JavaScript is a piece of cake, right? Step 1: Write it. Step 2: It runs on the client. What else is there to do?
Well, a couple of things. The first huge time saver is to run your code through JSLint. JSLint reports all kinds of bad practices that are worth considering, but even more helpful, it reports syntax errors that you won’t notice until you try to run your code in a browser. Getting these types of errors reported immediately saves a lot of time.
Next, it’s a good idea to merge as many JavaScript files as possible into one (same with CSS). When writing the code it is often handy to have lots of small files (one per widget for example), but that adds overhead when a user visits your page and their browser has to make a bunch of separate requests.
The last thing you probably want to do is minify your code. Removing all the whitespace, using shorter local variable names, etc. can shrink your file sizes by more than half, but also make them completely unreadable. So for the best of both worlds, write clean nicely formatted code (and save it in your repository) but then run it through a minification tool before using it on your site. There are several available, but we settled on the YUI Compressor because it is easy to use, cross-platform (written in Java) and also can compress CSS files.
But now this sounds like a lot of steps, right? So allow me to introduce… the Azavea Minifier! This is a python script that reads a simple config file and then performs all three steps for you, for easy use in your build process.
Here’s an example (all example files are included in the Minifier zip file):
Let’s say you have the following tree of input files:
src/ui.js (12kb)
src/images/banner-rtn.jpg
src/images/commonspace-banner.jpg
src/images/banner-ph.jpg
src/css/typography.css (10kb)
src/css/view.css (0.6kb)
src/css/style.css (30kb)
src/css/images/azavea-logo.png
src/css/images/azavea-homepage-hunchlab-banner.jpg
src/crypticfilenames/sfga.js (9kb)
src/crypticfilenames/ccm.js (2kb)
src/crypticfilenames/css/ccm.css (1kb)
src/crypticfilenames/css/images/banner-walkshed.jpg
All nicely arranged for development, but not so handy for deployment. So let’s minify it. First, create a config file.
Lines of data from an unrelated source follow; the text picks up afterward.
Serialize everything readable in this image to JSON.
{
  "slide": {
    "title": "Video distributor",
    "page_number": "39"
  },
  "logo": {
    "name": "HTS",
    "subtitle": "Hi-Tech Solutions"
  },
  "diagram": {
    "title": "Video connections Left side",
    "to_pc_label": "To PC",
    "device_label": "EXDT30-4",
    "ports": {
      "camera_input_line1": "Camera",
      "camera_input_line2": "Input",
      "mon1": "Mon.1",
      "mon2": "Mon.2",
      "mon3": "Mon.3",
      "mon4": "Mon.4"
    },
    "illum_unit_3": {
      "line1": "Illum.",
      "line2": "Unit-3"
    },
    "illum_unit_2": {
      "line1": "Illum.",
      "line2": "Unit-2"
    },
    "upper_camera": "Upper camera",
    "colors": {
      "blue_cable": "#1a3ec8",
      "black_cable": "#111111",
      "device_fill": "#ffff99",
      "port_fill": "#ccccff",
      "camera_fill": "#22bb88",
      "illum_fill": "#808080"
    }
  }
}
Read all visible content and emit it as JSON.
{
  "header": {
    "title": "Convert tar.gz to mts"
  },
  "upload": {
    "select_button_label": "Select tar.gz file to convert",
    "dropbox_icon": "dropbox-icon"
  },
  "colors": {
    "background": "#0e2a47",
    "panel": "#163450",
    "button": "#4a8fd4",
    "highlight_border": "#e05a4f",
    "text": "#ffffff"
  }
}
The default config file name is “minifier.conf”, though you can specify a different file on the command line if you wish. The format consists of sections of files to be merged, with a header that is the new output file, like this:
[output/output.js]
input/input1.js
input/input2.js
[output/output.css]
input/input1.css
You can also use the minifier to simply copy files to an output directory, which can be useful when you have some random images or whatever that aren’t used directly by the CSS.
[output/outputdir]
input/somefiletocopy.txt
input/someotherfile.jpg
In our case, we have JavaScript code and CSS and related images scattered around our source tree, so our config looks like this:
[output/cryptic.js]
src/crypticfilenames/ccm.js
src/crypticfilenames/sfga.js
[output/main.js]
src/ui.js
[output/all.css]
src/css/style.css
src/css/typography.css
src/css/view.css
src/crypticfilenames/css/ccm.css
[output/images]
src/images/banner-ph.jpg
src/images/banner-rtn.jpg
src/images/commonspace-banner.jpg
Except there’s one problem: ui.js is chock full of JSLint errors, and I just downloaded it from somewhere and don’t intend to rewrite it. So let’s tweak that section so it won’t get JSLint run against it:
[output/main.js] --nolint
src/ui.js
Now run minifier.py, and your output should look like this:
output/all.css (43kb)
output/all-min.css (33kb)
output/cryptic.js (12kb)
output/cryptic-min.js (6kb)
output/main.js (12kb)
output/main-min.js (6kb)
output/images/azavea-homepage-hunchlab-banner.jpg
output/images/azavea-logo.png
output/images/banner-ph.jpg
output/images/banner-rtn.jp
output/images/banner-walkshed.jpg
output/images/commonspace-banner.jpg
Note that the minifier was kind enough to relocate any images it found referenced in the CSS files to the same location relative to the new CSS file (CSS paths are relative to the CSS file, not the page). Images it can’t find will generate a warning like this:
warning : Minifier can't find the file for this url referenced in the CSS: /foo/images/bullet-sm-gray.png
I left a few errors in the example JS so you can see the JSLint output as well. Currently it is formatted like this:
/foo/example/src/crypticfilenames/ccm.js: error JsLint : 28
line 18 character 28: Expected '===' and instead saw '=='.
if (ccm_siteActivated == false) {
(Which happens to be the format that Visual Studio will detect and display nicely in its error window.)
Note that in the output there are two versions of each output file:
file.ext
file-min.ext
The first one is what’s produced by merging, but not minifying, your files. This allows you to switch back and forth easily between the non-minified version when you need to debug (because minified files are pretty unreadable) and the minified version for production. The merged file has comments inserted indicating where each source file starts and ends, so after you find the bug you can easily fix it in the original file.
I hope you find this helpful! Feel free to offer any suggestions or bug reports.